Tuesday night, I was honored to attend President Joe Biden’s State of the Union address as a guest of Rep. Lisa McClain, R-MI, who I met through my work to protect women’s sports. Since the 1980s, the address has served as an opportunity for the president and members of Congress to highlight the way that public policies impact ordinary people by inviting Americans to attend as their guests.  

I am hopeful that my presence brought attention to the way that the Biden administration’s policies on school sports discriminate against women like me.  

From his very first day in office, the president has fought to require women’s athletic competitions to include biological males who identify as women.  
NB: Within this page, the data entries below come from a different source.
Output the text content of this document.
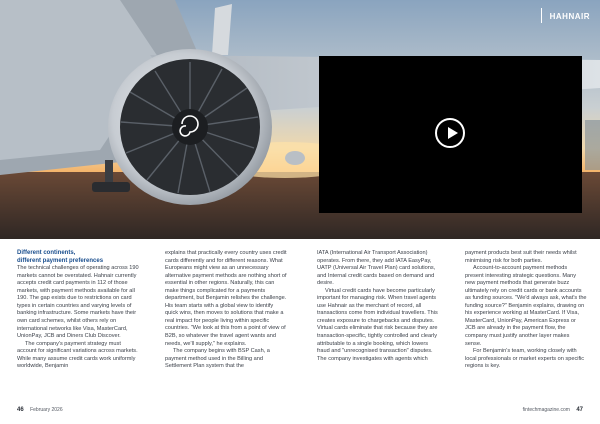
HAHNAIR

Different continents,

different payment preferences

The technical challenges of operating across 190 markets cannot be overstated. Hahnair currently accepts credit card payments in 112 of those markets, with payment methods available for all 190. The gap exists due to restrictions on card types in certain countries and varying levels of banking infrastructure. Some markets have their own card schemes, whilst others rely on international networks like Visa, MasterCard, UnionPay, JCB and Diners Club Discover.

The company's payment strategy must account for significant variations across markets. While many assume credit cards work uniformly worldwide, Benjamin

explains that practically every country uses credit cards differently and for different reasons. What Europeans might view as an unnecessary alternative payment methods are nothing short of essential in other regions. Naturally, this can make things complicated for a payments department, but Benjamin relishes the challenge. His team starts with a global view to identify quick wins, then moves to solutions that make a real impact for people living within specific countries. "We look at this from a point of view of B2B, so whatever the travel agent wants and needs, we'll supply," he explains.

The company begins with BSP Cash, a payment method used in the Billing and Settlement Plan system that the

IATA (International Air Transport Association) operates. From there, they add IATA EasyPay, UATP (Universal Air Travel Plan) card solutions, and Internal credit cards based on demand and desire.

Virtual credit cards have become particularly important for managing risk. When travel agents use Hahnair as the merchant of record, all transactions come from individual travellers. This creates exposure to chargebacks and disputes. Virtual cards eliminate that risk because they are transaction-specific, tightly controlled and clearly attributable to a single booking, which lowers fraud and "unrecognised transaction" disputes. The company investigates with agents which

payment products best suit their needs whilst minimising risk for both parties.

Account-to-account payment methods present interesting strategic questions. Many new payment methods that generate buzz ultimately rely on credit cards or bank accounts as funding sources. "We'd always ask, what's the funding source?" Benjamin explains, drawing on his experience working at MasterCard. If Visa, MasterCard, UnionPay, American Express or JCB are already in the payment flow, the company must justify another layer makes sense.

For Benjamin's team, working closely with local professionals or market experts on specific regions is key.

46 February 2026	fintechmagazine.com 47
He has done this by trying to rewrite Title IX’s prohibition of discrimination “on the basis of sex” to include gender and gender identity. This means that anyone who simply claims to be a woman can compete in women’s sports and undress in female changing spaces.  

That is exactly what happened last year at the 2022 NCAA Division I Women’s Swimming and Diving Championships. Female swimmers from around the country and I were forced to compete against a biological male named Lia Thomas. We watched in dismay as Thomas swam to a national title in the 500-yard freestyle, beating out the most impressive and accomplished female swimmers in the country, including Olympians and American record holders.  

When I raced Thomas in the 200-yard freestyle, we tied. But the NCAA handed the trophy to Thomas for photo purposes. I was shocked. I felt betrayed and belittled. 

On top of unfair competition, we were exposed to male genitalia in our locker rooms while we undressed. When girls in the Ivy League tried to initially speak out, they were immediately silenced by their universities and the NCAA and told that their schools had taken a stance for them.  

Biden has attempted to rewrite Title IX to require (not just allow) sporting organizations to continue this discriminatory conduct.

Supporters of this policy claim that it merely expands opportunity. But while the president’s Title IX rewrite is promoted under the guise of “inclusion,” it, in fact, excludes the very people that Title IX was passed to protect: women and girls. Biden and his administration are taking us back to the early 1970s before Title IX was enacted. This is pure discrimination against females.

I was curious whether the president would defend his policies Tuesday night, since women like me have started to speak out.

But he said only that we need to ensure “transgender young people, can live with safety and dignity.” And who could disagree? We all want our fellow Americans to be protected and safe, but our laws can’t discriminate against one group in order to appease the feelings of another.  

What is the president’s rationale for elevating the rights of one disadvantaged group over another? There is more than one group’s well-being at stake here as I can wholeheartedly attest to. When we put men on women’s podiums, we send a message to every girl and woman. It’s a message that they should step aside for men and that they don’t matter. 

Tuesday night, the president said nothing about the struggles of female athletes. Perhaps that is because, deep in his heart, he knows that the public doesn’t support allowing trans-identified males to take opportunities from women and girls.

I hope my presence at the State of the Union sent a message to President Biden that his policies hurt women. 

We need leaders who are able to unapologetically acknowledge the biological differences between men and women, which is why I was thrilled when Rep. McClain asked me to join her at the State of the Union. She understands the value of female-only spaces and how sports empower young girls. As a mother herself, McClain is passionate about ensuring women have equal opportunities, privacy and safety in sports. 

As a female athlete, I could not be more grateful for her leadership.